I want to talk today about whether human beings can make a better world. The matter is usually treated as an article of faith either to be accepted or rejected based on how one feels or based on a sense one has from their life experiences. But I want to talk about it seriously, as one who believes in freedom and as someone who for better and for worse after all that has happened finds himself constrained to remain a Marxist. I hope to make these things clearer before the end of this podcast.
There is a certain Marx I’d like to help excavate, the Epicurean Marx.  In 2018, Diego Fusaro, who teaches the History of Philosophy in Milan Italy published Marx, Epicurus and the origins of Historical Materialism.  I want to describe here the main arguments of that book, which develops the idea that Epicurean philosophy informs the whole of Marx’s work.  In 1841 Marx finished a doctoral thesis entitled “The Difference Between Democritean and Epicurean Philosophy of Nature.”  As the title suggests Marx therein lays out a parting of the ways between two of antiquity’s first and greatest materialists.  Already I think you should be able to tell that Marx is going to be a particular kind of materialist.  What you don’t get from the title is the fact that Marx is in dialogue here with Hegel, who he is going to identify with Democritus, and that in lifting up Epicurus he is breaking with Hegel in a particular way.  We note in passing that Marx’s dissertation is not taken very seriously in the Marxist tradition, a point we will come back to later.

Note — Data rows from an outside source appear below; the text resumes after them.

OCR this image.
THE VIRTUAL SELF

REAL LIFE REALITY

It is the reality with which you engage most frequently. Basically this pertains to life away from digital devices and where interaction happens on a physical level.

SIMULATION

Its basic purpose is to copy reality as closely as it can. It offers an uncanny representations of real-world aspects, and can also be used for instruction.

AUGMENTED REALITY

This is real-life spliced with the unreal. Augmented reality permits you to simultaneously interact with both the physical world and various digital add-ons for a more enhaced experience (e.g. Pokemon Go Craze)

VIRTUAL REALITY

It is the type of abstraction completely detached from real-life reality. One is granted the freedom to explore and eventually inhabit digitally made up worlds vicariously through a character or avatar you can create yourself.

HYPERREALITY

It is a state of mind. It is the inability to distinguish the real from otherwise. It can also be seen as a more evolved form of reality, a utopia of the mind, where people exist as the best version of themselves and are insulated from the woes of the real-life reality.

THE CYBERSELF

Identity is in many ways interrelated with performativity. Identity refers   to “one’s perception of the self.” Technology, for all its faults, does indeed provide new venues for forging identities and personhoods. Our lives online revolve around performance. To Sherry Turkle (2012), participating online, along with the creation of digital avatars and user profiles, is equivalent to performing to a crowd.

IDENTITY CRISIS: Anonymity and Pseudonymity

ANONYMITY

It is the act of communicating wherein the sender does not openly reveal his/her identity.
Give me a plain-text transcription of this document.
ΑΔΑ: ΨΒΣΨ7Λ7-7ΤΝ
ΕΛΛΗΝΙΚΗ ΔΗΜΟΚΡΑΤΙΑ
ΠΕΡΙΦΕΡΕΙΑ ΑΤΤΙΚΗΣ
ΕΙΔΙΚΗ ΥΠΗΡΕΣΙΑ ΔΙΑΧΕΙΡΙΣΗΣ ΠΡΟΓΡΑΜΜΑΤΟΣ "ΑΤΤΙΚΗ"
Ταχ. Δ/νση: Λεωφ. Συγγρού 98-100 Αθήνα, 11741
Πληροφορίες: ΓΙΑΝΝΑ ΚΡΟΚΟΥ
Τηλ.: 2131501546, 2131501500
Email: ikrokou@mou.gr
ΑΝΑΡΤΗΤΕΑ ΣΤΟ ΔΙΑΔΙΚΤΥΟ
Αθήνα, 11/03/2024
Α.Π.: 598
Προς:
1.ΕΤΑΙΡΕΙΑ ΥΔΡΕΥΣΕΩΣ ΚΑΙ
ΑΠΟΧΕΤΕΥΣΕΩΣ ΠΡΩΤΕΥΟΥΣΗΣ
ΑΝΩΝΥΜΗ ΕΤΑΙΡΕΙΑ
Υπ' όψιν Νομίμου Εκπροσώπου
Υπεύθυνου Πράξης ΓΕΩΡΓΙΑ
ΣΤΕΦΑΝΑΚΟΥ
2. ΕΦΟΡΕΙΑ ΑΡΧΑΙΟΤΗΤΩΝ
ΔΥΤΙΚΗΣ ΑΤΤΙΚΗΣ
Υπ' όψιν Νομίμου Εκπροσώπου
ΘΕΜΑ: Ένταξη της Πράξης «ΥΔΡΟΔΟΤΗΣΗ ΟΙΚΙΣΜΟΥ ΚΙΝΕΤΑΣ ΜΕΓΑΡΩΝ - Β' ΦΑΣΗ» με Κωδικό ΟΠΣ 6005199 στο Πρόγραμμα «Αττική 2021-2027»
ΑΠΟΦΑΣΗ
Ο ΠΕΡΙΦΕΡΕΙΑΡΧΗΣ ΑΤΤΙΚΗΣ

So, the fact that Marx’s Epicureanism isn’t taken seriously by the subsequent Marxist tradition has certain consequences. We would expect such an omission to cause Marxists to speak of iron laws of necessity, to downplay the role of human agency and freedom and to reject free speech and open debate. The dogmatic explanation of all things in terms of class has often taken the part of proposing a kind of divine order, imposed on us from without. A whole life’s intellectual work could go into telling the story of how closely the Marxist tradition conforms to this image of dogmatic mechanical determinism, and how far Marxists in power have gone to frustrate human liberty. Suffice it to say that there are Marxists who step out of this trend, and that there are many more who do not. In the episodes of this podcast, each composed of several book reports, I aim to speak to different struggles, historical moments and controversies that seem to highlight the status of this concept of freedom that seems to me so essential to Marx’s project. We’ll come back around to a discussion of where this history leaves us, since this project is a political almanac, undertaken with, I hope, as large an openness as I can manage to the facts in the conviction that we are free to change the world. The word “almanac” comes from the Arabic word meaning “the climate.” In other words, this podcast suggests itself as an exploration of the conditions under which we toil to get free. I couldn’t set out on this project if I wasn’t already at peace with the fact that I’ll be putting forward what I as a finite and limited person have come to understand, but if I really think we can change things, if I really think that hope is an essential part of knowledge, then I can’t not make the attempt. I hope you will come along with me, and I welcome your comments and questions, because confirmed Marxist as I am I am convinced that I cannot get free without your help.